Il percorso spirituale di un pellegrino sulla via della meditazione.
Questi articoli sulla meditazione saranno soggetti ad ulteriori revisioni.
§
Nessuno possiede la verità; il dialogo è dunque necessità di ciascuno:
individuo, cultura, religione che sia.
Raimon Panikkar
§
Guardati, pazzo!
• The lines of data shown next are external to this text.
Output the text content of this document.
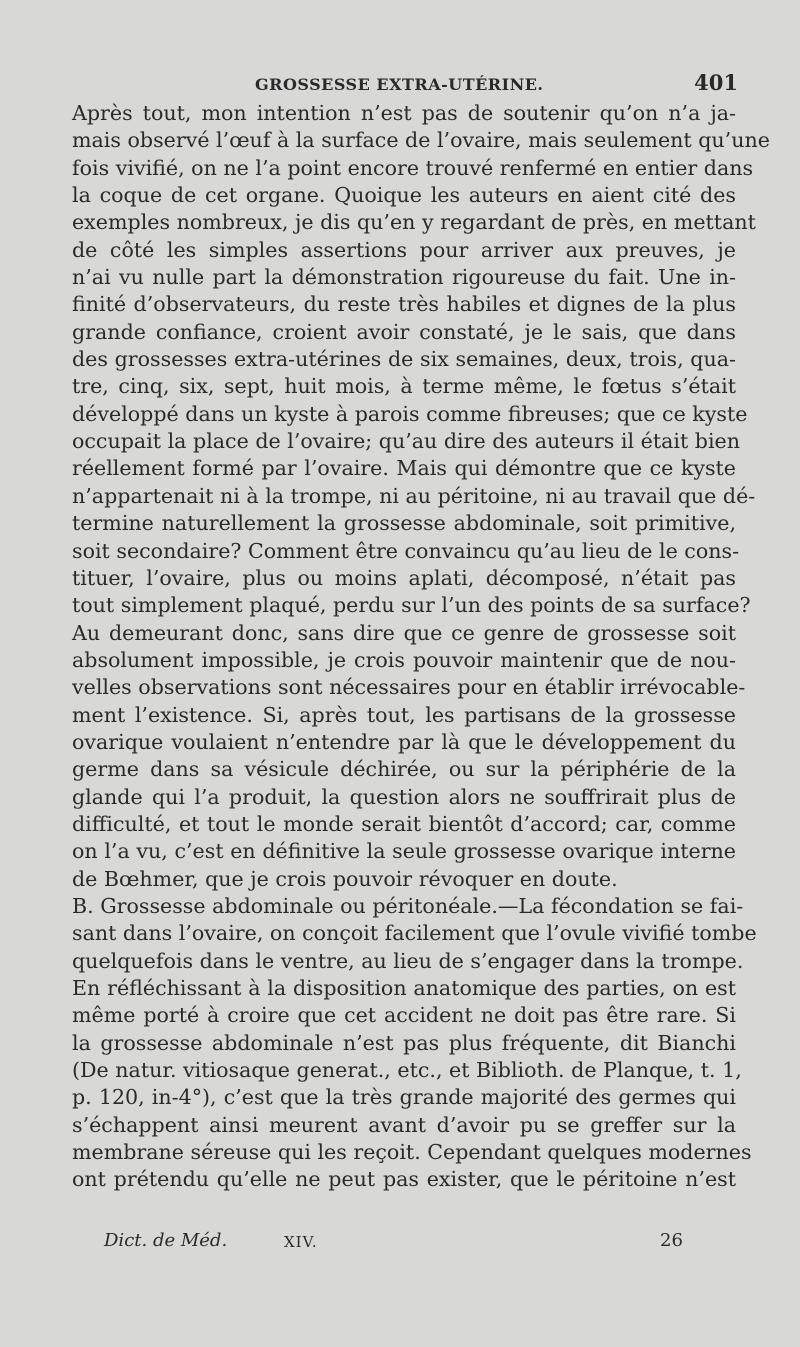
GROSSESSE EXTRA-UTÉRINE.	401
Après tout, mon intention n’est pas de soutenir qu’on n’a ja-
mais observé l’œuf à la surface de l’ovaire, mais seulement qu’une
fois vivifié, on ne l’a point encore trouvé renfermé en entier dans
la coque de cet organe. Quoique les auteurs en aient cité des
exemples nombreux, je dis qu’en y regardant de près, en mettant
de côté les simples assertions pour arriver aux preuves, je
n’ai vu nulle part la démonstration rigoureuse du fait. Une in-
finité d’observateurs, du reste très habiles et dignes de la plus
grande confiance, croient avoir constaté, je le sais, que dans
des grossesses extra-utérines de six semaines, deux, trois, qua-
tre, cinq, six, sept, huit mois, à terme même, le fœtus s’était
développé dans un kyste à parois comme fibreuses; que ce kyste
occupait la place de l’ovaire; qu’au dire des auteurs il était bien
réellement formé par l’ovaire. Mais qui démontre que ce kyste
n’appartenait ni à la trompe, ni au péritoine, ni au travail que dé-
termine naturellement la grossesse abdominale, soit primitive,
soit secondaire? Comment être convaincu qu’au lieu de le cons-
tituer, l’ovaire, plus ou moins aplati, décomposé, n’était pas
tout simplement plaqué, perdu sur l’un des points de sa surface?
Au demeurant donc, sans dire que ce genre de grossesse soit
absolument impossible, je crois pouvoir maintenir que de nou-
velles observations sont nécessaires pour en établir irrévocable-
ment l’existence. Si, après tout, les partisans de la grossesse
ovarique voulaient n’entendre par là que le développement du
germe dans sa vésicule déchirée, ou sur la périphérie de la
glande qui l’a produit, la question alors ne souffrirait plus de
difficulté, et tout le monde serait bientôt d’accord; car, comme
on l’a vu, c’est en définitive la seule grossesse ovarique interne
de Bœhmer, que je crois pouvoir révoquer en doute.
B. Grossesse abdominale ou péritonéale.—La fécondation se fai-
sant dans l’ovaire, on conçoit facilement que l’ovule vivifié tombe
quelquefois dans le ventre, au lieu de s’engager dans la trompe.
En réfléchissant à la disposition anatomique des parties, on est
même porté à croire que cet accident ne doit pas être rare. Si
la grossesse abdominale n’est pas plus fréquente, dit Bianchi
(De natur. vitiosaque generat., etc., et Biblioth. de Planque, t. 1,
p. 120, in-4°), c’est que la très grande majorité des germes qui
s’échappent ainsi meurent avant d’avoir pu se greffer sur la
membrane séreuse qui les reçoit. Cependant quelques modernes
ont prétendu qu’elle ne peut pas exister, que le péritoine n’est
Dict. de Méd.	XIV.	26
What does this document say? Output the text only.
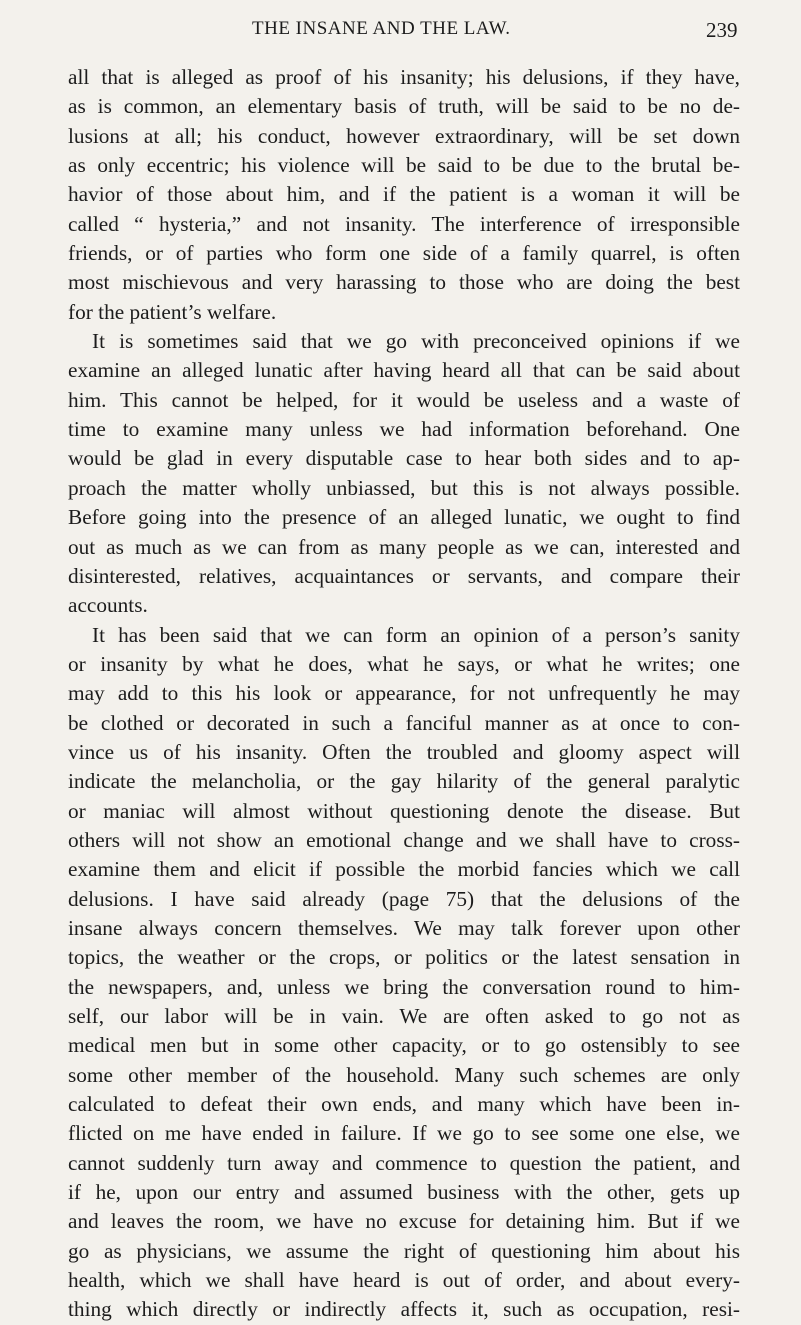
THE INSANE AND THE LAW.	239
all that is alleged as proof of his insanity; his delusions, if they have,
as is common, an elementary basis of truth, will be said to be no de-
lusions at all; his conduct, however extraordinary, will be set down
as only eccentric; his violence will be said to be due to the brutal be-
havior of those about him, and if the patient is a woman it will be
called “ hysteria,” and not insanity. The interference of irresponsible
friends, or of parties who form one side of a family quarrel, is often
most mischievous and very harassing to those who are doing the best
for the patient’s welfare.
It is sometimes said that we go with preconceived opinions if we
examine an alleged lunatic after having heard all that can be said about
him. This cannot be helped, for it would be useless and a waste of
time to examine many unless we had information beforehand. One
would be glad in every disputable case to hear both sides and to ap-
proach the matter wholly unbiassed, but this is not always possible.
Before going into the presence of an alleged lunatic, we ought to find
out as much as we can from as many people as we can, interested and
disinterested, relatives, acquaintances or servants, and compare their
accounts.
It has been said that we can form an opinion of a person’s sanity
or insanity by what he does, what he says, or what he writes; one
may add to this his look or appearance, for not unfrequently he may
be clothed or decorated in such a fanciful manner as at once to con-
vince us of his insanity. Often the troubled and gloomy aspect will
indicate the melancholia, or the gay hilarity of the general paralytic
or maniac will almost without questioning denote the disease. But
others will not show an emotional change and we shall have to cross-
examine them and elicit if possible the morbid fancies which we call
delusions. I have said already (page 75) that the delusions of the
insane always concern themselves. We may talk forever upon other
topics, the weather or the crops, or politics or the latest sensation in
the newspapers, and, unless we bring the conversation round to him-
self, our labor will be in vain. We are often asked to go not as
medical men but in some other capacity, or to go ostensibly to see
some other member of the household. Many such schemes are only
calculated to defeat their own ends, and many which have been in-
flicted on me have ended in failure. If we go to see some one else, we
cannot suddenly turn away and commence to question the patient, and
if he, upon our entry and assumed business with the other, gets up
and leaves the room, we have no excuse for detaining him. But if we
go as physicians, we assume the right of questioning him about his
health, which we shall have heard is out of order, and about every-
thing which directly or indirectly affects it, such as occupation, resi-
Gridi che muori di sete nel deserto, quando tutt'intorno
a te non c'è altro che acqua!
Kabir
§
Le decisioni sono un modo per definire se stessi.
Sono il modo per dare vita e significato ai sogni.
Sono il modo per farci diventare ciò che vogliamo.
Tenzin Gyatso, XIV Dalai Lama
§
Chi vede se stesso come un altro è squilibrato, chi vede l'altro come
se stesso è saggio.
Detto buddista
§
La conversione è fuori moda, perché essere cristiani, musulmani, indù,
buddisti o ebrei è la stessa cosa. L’amore è la migliore religione.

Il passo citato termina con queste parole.